While Michael and Taylor's parents accept that their children are happy together and support their relationship, they are hesitant about their aim to become parents.
"Taylor and Michael want to get married and have children and that makes me feel very worried, apprehensive and concerned," Taylor's mother Catherine Musk said.
Both of their families say they raised their children to believe in their dreams and live independently but now fear they may have set them up to fail with unrealistic expectations.
"I don't see parenthood being something that they're going to achieve or really they probably should achieve," Michael's father Simon Cox said.
"It would be very difficult being a child whose parents both had Down Syndrome and couldn't have a job and couldn't drive a car and couldn't understand maths homework."
Michael's mother Nikki Cox said the situation was a double-edged sword. "For all his life we've imposed no limits but then it reaches a point where there are some things that he desperately wants to do and believes that he can do that are probably not going to happen," she said.
The young couple have agreed with their parents to delay their wedding but remain determined to have children together.

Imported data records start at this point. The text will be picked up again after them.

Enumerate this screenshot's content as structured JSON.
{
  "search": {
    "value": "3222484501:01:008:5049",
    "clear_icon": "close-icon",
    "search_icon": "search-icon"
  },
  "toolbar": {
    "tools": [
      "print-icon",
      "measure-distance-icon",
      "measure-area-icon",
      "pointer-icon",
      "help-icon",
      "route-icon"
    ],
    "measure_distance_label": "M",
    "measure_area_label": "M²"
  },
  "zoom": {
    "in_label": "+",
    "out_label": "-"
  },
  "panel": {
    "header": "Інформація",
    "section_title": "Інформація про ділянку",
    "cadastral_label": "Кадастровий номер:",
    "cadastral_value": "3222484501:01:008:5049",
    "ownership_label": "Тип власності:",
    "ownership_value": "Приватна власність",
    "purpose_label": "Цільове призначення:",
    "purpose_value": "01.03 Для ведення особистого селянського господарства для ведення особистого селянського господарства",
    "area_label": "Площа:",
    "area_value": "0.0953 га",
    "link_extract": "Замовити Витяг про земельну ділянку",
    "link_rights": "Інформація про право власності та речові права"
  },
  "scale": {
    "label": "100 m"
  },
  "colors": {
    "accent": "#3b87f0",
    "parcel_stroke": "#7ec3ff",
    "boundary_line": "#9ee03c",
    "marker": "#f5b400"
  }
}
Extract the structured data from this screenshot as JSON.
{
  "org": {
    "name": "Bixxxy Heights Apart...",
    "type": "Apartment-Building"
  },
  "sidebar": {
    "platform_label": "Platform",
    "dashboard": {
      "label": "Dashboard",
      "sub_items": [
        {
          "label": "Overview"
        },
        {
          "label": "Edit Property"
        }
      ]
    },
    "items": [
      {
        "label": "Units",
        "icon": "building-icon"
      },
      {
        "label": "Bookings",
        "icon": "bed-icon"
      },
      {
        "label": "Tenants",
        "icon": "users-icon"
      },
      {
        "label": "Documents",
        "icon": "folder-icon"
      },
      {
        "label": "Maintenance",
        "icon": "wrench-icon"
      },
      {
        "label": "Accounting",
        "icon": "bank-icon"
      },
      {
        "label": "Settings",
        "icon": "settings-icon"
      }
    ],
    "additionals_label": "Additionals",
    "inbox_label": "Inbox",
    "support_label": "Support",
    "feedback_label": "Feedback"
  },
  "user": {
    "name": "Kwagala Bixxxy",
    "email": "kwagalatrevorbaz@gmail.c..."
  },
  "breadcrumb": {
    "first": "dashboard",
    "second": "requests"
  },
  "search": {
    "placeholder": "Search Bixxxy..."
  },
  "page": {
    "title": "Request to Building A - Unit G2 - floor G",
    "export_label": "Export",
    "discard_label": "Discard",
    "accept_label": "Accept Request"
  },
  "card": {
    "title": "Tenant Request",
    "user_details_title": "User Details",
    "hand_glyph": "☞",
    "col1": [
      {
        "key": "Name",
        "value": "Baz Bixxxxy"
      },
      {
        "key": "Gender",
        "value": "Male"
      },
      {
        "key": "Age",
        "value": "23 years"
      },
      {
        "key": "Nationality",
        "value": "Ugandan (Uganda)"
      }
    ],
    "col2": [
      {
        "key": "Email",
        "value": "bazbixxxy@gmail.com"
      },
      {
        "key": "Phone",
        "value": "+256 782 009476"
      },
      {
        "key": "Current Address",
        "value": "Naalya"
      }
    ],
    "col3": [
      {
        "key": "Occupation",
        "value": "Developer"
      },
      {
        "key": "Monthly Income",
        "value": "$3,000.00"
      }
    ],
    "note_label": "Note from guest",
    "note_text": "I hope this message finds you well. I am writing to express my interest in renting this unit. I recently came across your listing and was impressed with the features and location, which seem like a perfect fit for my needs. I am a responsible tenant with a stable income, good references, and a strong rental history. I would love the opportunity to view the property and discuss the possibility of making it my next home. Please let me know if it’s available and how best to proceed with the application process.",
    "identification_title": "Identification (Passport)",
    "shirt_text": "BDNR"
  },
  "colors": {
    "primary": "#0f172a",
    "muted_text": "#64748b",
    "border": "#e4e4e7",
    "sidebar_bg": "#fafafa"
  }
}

"I know that their heart's in the right place but being overprotective is strictly not on with your child, even if they have Down Syndrome," Michael said.
Taylor said: "When my mum keeps talking about the rules and me and Michael's relationship, it does treat me like a child a little bit. I didn't understand love when I was little, but I do now, because I am (an) adult."
The chance of two people with Down Syndrome falling pregnant is rare and if a couple were to fall pregnant there is a 50 percent chance of the child having Down Syndrome.
Queensland disability advocate Michelle O'Flynn said the decision to become parents should rest with the couple.